Incontrare la scrittrice Edith Bruck è un’esperienza che non si dimentica: attraverso le sue parole rivivono i giorni tragici nei campi di concentramento.
Edith Bruck è stata recentemente ospite di un liceo romano, il Dante Alighieri, per raccontare agli studenti la sua drammatica esperienza da reclusa nei campi di concentramento durante la Seconda Guerra Mondiale.
Un’adolescenza sottratta
Ultima di sei fratelli, sin da piccola Edith è stata abituata a vivere nella povertà - essendo la sua famiglia molto numerosa - ma soprattutto con l’emarginazione: con l’emanazione delle leggi razziali, anche coloro che considerava suoi amici hanno iniziato a comportarsi in maniera aggressiva, discriminandola mediante dispetti e atti di violenza.
Dopo questo breve accenno alla sua infanzia, la Bruck con evidente difficoltà ha iniziato a raccontare la terrificante esperienza della deportazione. “Purtroppo per la millesima volta devo raccontare la stessa cosa, ma è sempre un po’ diverso” ha esordito. Con visibile dolore e malinconia, la scrittrice ci ha parlato di come, nella primavera del ’44, in seguito alla Pasqua ebraica, lei e la sua famiglia furono trasportati nel vagone di un treno regolare, sino alla capitale, nel ghetto ebraico. Edith era molto confusa, non sapeva cosa stesse succedendo, ma sospetta ancora oggi che, dati i suoi tredici anni, la sua famiglia l’avesse tenuta all’oscuro: “Secondo me, i miei genitori sapevano qualcosa; li sentivo spesso sussurrare di nascosto”. Nel giro di pochi giorni Edith e la sua famiglia furono deportati ad Auschwitz.
“Raggi di luce nel buio”
Durante il suo racconto, la Bruck si è focalizzata in particolare su alcuni episodi dai quali è emerso che anche nelle circostanze più ostili c’è sempre, nascosto, qualcosa di buono.

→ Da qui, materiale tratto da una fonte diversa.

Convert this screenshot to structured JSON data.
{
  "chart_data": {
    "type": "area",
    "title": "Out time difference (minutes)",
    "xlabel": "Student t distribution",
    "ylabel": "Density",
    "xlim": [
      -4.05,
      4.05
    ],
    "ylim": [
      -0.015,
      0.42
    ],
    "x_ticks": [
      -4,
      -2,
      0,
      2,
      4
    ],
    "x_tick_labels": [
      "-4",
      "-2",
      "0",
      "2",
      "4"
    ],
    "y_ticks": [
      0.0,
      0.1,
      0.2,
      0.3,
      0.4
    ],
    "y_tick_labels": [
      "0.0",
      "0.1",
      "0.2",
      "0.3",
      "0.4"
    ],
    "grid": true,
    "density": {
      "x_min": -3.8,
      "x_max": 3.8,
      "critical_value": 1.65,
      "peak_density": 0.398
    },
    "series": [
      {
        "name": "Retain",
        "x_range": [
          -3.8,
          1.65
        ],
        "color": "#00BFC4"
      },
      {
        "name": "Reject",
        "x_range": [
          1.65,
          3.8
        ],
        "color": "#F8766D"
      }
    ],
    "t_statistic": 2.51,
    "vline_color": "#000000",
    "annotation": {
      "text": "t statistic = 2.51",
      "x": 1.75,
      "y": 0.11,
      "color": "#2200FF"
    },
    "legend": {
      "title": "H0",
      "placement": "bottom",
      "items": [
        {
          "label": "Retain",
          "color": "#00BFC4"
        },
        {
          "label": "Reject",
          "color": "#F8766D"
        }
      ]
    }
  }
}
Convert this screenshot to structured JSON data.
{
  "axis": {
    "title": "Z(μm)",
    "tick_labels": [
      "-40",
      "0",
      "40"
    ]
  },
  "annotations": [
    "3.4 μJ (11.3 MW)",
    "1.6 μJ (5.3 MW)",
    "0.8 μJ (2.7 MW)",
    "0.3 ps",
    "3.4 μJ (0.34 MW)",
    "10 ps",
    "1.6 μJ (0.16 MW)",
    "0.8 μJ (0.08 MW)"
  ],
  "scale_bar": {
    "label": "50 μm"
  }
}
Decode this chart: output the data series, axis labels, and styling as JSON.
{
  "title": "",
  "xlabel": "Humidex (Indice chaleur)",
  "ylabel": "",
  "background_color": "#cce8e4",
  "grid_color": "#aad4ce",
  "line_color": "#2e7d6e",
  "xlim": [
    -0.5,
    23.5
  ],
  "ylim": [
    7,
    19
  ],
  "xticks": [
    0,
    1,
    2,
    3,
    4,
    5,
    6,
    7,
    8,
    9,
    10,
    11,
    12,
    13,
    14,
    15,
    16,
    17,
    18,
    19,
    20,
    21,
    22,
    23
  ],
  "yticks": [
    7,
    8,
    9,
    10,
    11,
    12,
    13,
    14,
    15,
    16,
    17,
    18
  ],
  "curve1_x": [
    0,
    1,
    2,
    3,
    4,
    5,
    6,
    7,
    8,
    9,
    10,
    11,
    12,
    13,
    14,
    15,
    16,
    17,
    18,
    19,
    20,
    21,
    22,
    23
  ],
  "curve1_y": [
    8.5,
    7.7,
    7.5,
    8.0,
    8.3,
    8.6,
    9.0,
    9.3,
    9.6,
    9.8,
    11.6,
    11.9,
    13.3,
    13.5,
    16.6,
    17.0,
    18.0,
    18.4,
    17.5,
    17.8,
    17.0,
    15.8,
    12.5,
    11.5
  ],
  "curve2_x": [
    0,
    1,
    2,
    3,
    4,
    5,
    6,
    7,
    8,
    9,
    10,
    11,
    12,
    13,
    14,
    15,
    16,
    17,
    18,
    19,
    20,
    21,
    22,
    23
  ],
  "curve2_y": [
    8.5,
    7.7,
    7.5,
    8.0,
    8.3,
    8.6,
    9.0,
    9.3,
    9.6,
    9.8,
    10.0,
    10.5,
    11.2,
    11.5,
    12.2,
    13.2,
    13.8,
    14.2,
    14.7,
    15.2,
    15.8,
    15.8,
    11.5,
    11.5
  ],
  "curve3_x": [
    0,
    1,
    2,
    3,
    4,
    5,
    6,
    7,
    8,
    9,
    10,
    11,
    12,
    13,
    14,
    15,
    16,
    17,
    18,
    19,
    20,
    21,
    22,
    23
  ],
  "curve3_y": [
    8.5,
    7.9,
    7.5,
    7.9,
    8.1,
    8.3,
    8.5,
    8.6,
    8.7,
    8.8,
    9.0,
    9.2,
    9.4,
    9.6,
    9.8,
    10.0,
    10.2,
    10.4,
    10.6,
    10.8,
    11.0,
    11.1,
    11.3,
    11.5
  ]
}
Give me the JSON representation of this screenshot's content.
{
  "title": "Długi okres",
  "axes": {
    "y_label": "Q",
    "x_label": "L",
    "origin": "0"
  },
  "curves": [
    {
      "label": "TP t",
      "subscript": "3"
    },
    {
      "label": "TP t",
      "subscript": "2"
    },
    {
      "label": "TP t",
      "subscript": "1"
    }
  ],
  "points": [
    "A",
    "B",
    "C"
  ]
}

Il primo episodio riguarda l’atroce separazione da sua madre, argomento che dopo anni ancora la commuove. Scaraventata giù dal treno, la famiglia della Bruck si è ritrovata davanti ad un esercito di SS pronto ad un’angosciosa e inaspettata selezione. “In un batter d’occhio uomini e donne furono separati; io fui mandata con mia madre a sinistra. E ancora destra, sinistra, destra e sinistra, ma nessuno sapeva a cosa portassero l’una e l’altra. Oggi so che la destra era lavoro, la sinistra crematorio. Loro giudicavano a vista, non domandavano né nome né età. La mia sorte fu decisa da un tedesco, che si chinò su di me e mi disse di andare a destra, sussurrando. Mia madre mi urlò di obbedire, ma io non volevo”. È a queste parole che Edith si è lasciata trasportare dalle emozioni legate a questo ricordo, cominciando a piangere. “Mi aggrappai alla carne di mia madre come una selvaggia, una leonessa; e lei si inginocchiò pregando il tedesco di lasciarmi lì, io, la più piccola dei suoi figli. Il soldato non sapeva più cosa fare, nessuno capiva che in realtà voleva solo salvarmi. Prese il fucile e con il calcio di questo mi colpì l’orecchio e poi abbatté mia madre; lei cadde a terra, e io non la vidi mai più. Mi strapparono da lei e piangendo fui portata da mia sorella a destra, salva”. Un soldato nazista, dunque, inaspettatamente, si oppose alla morte di una bambina.
Dopo aver descritto la vita ad Auschwitz e dopo aver parlato della successiva deportazione nel campo di Dachau, Edith si è focalizzata su un altro particolare episodio. “Il cuoco del campo mi domandò quale fosse il mio nome. Dovete capire che dopo che si è stati chiamati per mesi 11552 è difficile comprendere quella domanda: significa che sei vivo, e sei un essere umano. E questo cuoco mi regalò un pettine che aveva nel suo taschino dicendomi di avere una figliola piccola come me. Questi sono proprio miracoli”.
Cosa ci è rimasto?
Con la sua testimonianza Edith Bruck ci ha insegnato che veramente la speranza è l’ultima a morire; ognuno di noi ha capito che ogni esperienza negativa può sempre lasciare qualche impronta positiva.
Un’esperienza incredibile che solo la scuola poteva offrirci; un modo alternativo per studiare leggendo i fatti direttamente dagli occhi di chi li ha vissuti.